HOLLYWOOD KAPISINA GELMİŞ

Plak dışında afişler de görüyorum burada. Afiş koleksiyonunuz da mı var?

Afiş merakım var. Street art ve grafik sanatçılarının afişlerini topluyorum, sinema afişleri topluyorum. Ben “eşyaların da bir kaderi var” diye düşünüyorum. Bu sebeple doğru yerde olmaları önemli. Bütün koleksiyoncuların genelde ‘wantlist’i vardır. Hollywood’un da bir ‘Wantlist’i var. Yani dünya genelinde aradıklarının bir listesi. Çeşitli müzayede şirketleri ve temin edici dediğimiz firmalar bunları bulmaya vesile oluyor. Texas’taki Heritage firması bu çerçevede 1925 yapımı Harold Lloyd filmi Fresh Man’in afişini benden satın aldı.  Şimdi Hollywood Afiş Müzesi’nde sergileniyor.

Sizin müzik zevkiniz ne peki? Mesela kimseye satmam dediğiniz plaklarınız var mı?

Son dönemlerde gece gündüz Blues ve Jazz dinliyorum. En kıymetli plaklarım… Aslında zor bir soru. JB Lenoir-Alabama Blues, BB King-7 inch jukebox promo. Ayrıca bir sürü “Private pressing” dediğimiz sanatçının kendi basıp dağıttığı Blues 45’liklerim var. Blue Note’un ünlü fotoğrafçısı ve yapımcısı Francis Wolff imzalı deneme baskıları vazgeçemediklerimden…

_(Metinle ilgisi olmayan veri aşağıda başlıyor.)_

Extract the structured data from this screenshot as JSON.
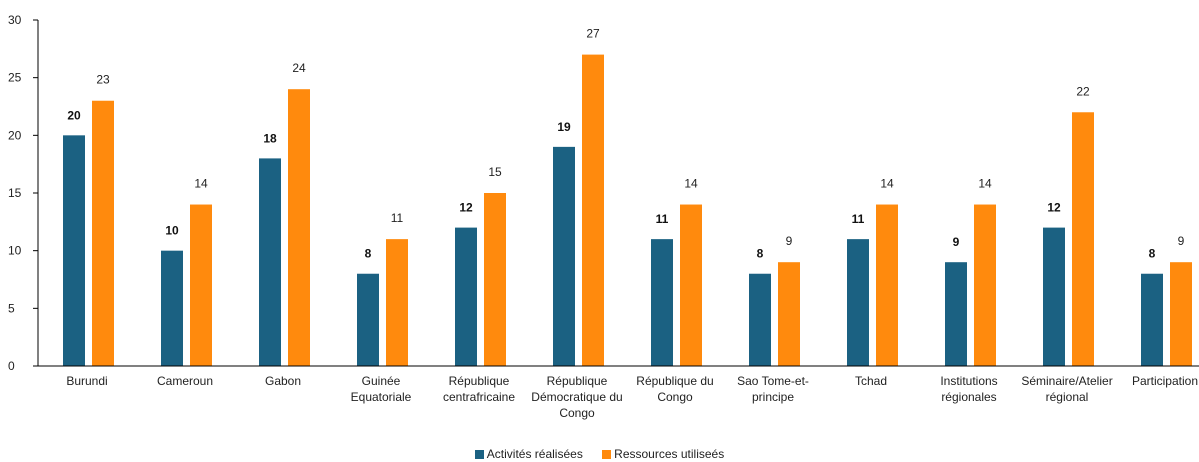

Müzisyenler de geliyor mu Shades’e...

Hafez Modirzadeh, Asia Minor’den Eril Tekeli, Ferit Odman, Serdar Barçın, Sagopa Kajmer, Selçuk Sami sık geliyor. Eril Tekeli çok zarif biridir. Plağını bende görünce çok şaşırdı ve “İlk defa plağımı imzalıyorum” demişti.